Parallel CI jobs from file globs
Proposal
The parallel
keyword in CI job definitions already accepts the matrix
keyword, which simplifies the creation of near-identical jobs where only a few parameters differ.
The matrix
keyword currently only allows a fixed list of values for the variables. When these variables refer to files or directories, this means that adding a new file that needs to be included in the CI jobs also requires modifying the pipeline definition.
My proposal is to allow the deifiniton of parallel:matrix
-like variables with glob or regex patterns, that would match files in the repository. Then, one matrix variant would be created for each file found matching the pattern.
Compared to a shell for
loop (which is the current way to do this), this would have the following advantages:
- Each file is processed in an independant job, isolated from the side effects of other executions
- The files can be processed by several runners concurrently, while a shell
for
can only be processed by a single runner - Each command can be written in its own item of the
script
list, allowing to record job failure as soon as one of them fails, instead of waiting for the loop to end - Each instance would have its own status, so successful executions won't need to be retried if only one file caused a failure
The examples below assume the use of the keyword parallel:files
, contaning a map where the key is the variable name and the value is a glob pattern. This does not need to be the final version.
Examples and use cases
Building and pushing several variants of a Docker image (note the use of the variable $DOCKERFILE
):
build-images:
image: docker:stable
services:
- docker:dind
stage: build
script:
- docker login -u gitlab-ci-token -p $CI_JOB_TOKEN $CI_REGISTRY
- docker build -f $DOCKERFILE -t $CI_REGISTRY/$CI_PROJECT_PATH:${DOCKERFILE#Dockerfile.}
- docker push $CI_REGISTRY/$CI_PROJECT_PATH:${DOCKERFILE#Dockerfile.}
parallel:
files:
DOCKERFILE: "Dockerfile.*"
Building several .NET projects, combined with additional parallel:matrix
variables for other build parameters (note the use of the variable $PROJECT
):
build-images:
image: example.com/ci-images/dotnet-cli
stage: build
script:
- dotnet publish -o $CONFIGURATION/$RUNTIME/$PROJECT -c $CONFIGURATION -r $RUNTIME $PROJECT
parallel:
matrix:
- CONFIGURATION: ["Debug", "Release"]
RUNTIME: ["win-x86", "win-x64", "linux-x64", "osx-x64", "osx-arm64"]
files:
PROJECT: "**/*.csproj"
Limitations
- The same limits as with other uses of
parallel
(especially regarding the maximum number of jobs created this way) will have to be enforced.
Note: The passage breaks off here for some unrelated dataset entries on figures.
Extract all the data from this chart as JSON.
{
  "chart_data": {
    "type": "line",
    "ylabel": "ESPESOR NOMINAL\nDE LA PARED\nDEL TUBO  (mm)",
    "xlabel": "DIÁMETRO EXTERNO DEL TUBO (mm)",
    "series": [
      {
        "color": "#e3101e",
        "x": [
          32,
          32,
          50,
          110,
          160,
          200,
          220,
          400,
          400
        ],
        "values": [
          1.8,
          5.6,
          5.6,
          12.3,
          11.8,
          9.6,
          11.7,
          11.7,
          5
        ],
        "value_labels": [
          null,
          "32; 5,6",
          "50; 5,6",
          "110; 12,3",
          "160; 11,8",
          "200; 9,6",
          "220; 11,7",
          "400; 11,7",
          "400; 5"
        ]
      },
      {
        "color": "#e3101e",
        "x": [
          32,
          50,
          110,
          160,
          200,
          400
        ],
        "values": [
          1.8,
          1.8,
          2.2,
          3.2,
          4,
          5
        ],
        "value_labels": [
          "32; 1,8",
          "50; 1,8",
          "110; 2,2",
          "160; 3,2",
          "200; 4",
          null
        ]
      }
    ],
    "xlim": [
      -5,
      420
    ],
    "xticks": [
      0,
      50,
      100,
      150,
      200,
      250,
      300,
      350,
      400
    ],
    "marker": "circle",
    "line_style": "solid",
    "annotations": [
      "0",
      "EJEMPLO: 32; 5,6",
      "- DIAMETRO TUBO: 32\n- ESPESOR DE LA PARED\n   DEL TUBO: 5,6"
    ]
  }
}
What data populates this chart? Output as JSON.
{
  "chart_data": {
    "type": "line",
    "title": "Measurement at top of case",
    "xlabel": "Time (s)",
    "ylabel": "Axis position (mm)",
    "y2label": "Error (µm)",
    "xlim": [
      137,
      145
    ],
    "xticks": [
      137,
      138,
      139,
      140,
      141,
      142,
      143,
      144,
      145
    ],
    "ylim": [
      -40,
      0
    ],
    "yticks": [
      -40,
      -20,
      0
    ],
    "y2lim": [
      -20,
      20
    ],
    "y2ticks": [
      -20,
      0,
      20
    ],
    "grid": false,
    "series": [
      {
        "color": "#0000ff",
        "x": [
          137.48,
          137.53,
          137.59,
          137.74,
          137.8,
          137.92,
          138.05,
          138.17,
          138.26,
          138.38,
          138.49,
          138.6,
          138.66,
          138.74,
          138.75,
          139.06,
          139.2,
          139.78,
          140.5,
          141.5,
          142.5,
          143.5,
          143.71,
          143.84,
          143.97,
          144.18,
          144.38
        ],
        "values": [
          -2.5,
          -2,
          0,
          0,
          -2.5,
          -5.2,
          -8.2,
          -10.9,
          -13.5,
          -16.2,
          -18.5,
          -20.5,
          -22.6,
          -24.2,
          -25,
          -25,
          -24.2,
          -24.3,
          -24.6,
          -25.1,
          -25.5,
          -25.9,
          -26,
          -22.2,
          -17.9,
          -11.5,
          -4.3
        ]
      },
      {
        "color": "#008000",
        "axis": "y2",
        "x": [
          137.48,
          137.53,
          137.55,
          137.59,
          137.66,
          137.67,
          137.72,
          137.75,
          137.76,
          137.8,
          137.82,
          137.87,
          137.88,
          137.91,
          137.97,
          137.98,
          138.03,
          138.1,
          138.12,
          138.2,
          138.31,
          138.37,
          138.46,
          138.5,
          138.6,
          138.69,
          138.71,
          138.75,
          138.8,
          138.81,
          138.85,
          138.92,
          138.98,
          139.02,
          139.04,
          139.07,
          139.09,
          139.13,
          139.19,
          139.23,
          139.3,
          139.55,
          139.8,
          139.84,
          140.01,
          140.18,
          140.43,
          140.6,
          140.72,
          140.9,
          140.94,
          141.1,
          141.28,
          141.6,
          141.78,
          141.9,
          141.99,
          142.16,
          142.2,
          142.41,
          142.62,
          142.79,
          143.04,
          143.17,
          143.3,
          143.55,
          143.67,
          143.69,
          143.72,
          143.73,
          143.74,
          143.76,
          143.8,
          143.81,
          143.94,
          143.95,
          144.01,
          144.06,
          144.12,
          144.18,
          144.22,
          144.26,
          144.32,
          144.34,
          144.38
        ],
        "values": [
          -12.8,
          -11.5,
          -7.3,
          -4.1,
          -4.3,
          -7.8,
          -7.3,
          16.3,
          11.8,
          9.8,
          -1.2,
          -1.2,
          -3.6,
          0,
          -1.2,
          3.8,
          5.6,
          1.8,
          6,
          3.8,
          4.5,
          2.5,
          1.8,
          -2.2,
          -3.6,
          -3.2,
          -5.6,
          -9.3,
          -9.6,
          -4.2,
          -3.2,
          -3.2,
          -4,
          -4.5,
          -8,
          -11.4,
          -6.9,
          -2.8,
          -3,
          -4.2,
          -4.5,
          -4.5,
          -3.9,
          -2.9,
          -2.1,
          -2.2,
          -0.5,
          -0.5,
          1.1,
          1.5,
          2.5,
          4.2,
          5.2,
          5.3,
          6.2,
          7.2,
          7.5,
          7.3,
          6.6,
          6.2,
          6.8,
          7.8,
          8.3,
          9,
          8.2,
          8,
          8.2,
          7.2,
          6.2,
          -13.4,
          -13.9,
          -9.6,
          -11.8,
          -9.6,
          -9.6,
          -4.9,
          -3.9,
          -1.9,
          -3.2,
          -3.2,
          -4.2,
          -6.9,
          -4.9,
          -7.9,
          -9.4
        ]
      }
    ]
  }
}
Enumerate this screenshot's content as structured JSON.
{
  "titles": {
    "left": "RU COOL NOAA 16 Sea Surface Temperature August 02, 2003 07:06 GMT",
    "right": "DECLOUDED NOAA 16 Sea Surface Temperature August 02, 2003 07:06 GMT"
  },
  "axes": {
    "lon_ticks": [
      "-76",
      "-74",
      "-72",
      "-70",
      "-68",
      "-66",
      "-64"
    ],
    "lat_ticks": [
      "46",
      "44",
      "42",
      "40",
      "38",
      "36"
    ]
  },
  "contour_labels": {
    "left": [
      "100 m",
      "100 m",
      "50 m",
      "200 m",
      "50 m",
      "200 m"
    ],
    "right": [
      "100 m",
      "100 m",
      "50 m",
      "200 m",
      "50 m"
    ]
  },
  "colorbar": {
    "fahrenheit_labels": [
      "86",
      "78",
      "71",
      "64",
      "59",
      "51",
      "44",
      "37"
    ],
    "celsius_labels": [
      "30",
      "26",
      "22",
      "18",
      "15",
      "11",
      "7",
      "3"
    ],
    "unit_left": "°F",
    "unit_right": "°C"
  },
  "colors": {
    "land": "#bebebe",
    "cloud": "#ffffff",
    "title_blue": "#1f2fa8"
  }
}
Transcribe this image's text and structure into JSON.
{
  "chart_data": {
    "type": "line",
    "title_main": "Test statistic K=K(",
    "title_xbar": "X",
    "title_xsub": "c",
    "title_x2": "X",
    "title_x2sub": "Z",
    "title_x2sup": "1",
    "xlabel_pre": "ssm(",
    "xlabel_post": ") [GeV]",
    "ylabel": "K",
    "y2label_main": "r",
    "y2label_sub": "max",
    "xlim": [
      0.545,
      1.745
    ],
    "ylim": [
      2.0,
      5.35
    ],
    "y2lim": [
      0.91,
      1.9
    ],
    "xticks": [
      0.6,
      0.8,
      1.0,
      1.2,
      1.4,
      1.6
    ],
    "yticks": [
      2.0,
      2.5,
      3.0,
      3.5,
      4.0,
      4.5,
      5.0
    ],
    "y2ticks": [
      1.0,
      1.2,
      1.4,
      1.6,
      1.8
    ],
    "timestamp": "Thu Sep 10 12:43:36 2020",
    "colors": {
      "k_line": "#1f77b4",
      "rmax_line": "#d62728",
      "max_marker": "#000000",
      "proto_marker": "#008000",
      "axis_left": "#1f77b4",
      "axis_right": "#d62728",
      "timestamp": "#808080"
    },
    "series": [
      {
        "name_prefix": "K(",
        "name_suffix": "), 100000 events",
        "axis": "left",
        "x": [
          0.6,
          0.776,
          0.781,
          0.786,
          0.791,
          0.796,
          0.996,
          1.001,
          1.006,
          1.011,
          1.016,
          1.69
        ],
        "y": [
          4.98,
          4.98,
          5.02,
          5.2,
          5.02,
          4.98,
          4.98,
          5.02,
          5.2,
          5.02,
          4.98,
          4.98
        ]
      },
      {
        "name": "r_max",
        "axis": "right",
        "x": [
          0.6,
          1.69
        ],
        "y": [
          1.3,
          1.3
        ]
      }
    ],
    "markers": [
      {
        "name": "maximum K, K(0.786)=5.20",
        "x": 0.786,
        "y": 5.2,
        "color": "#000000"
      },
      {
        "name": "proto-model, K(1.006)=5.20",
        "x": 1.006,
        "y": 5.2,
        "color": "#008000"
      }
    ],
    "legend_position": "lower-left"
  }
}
This is especially true in the second example, in which only 5csproj
files anywhere in the repository would be enough to reach the 50 jobs limit. - The matrix-based parallelization and file-based parallelization may need to be mutally exclusive
- This feature may need to be restricted to files already in the repository, disallowing the use of files from cache or artifacts (artifacts-based parallelization might be a desired feature, but not in the scope of this issue)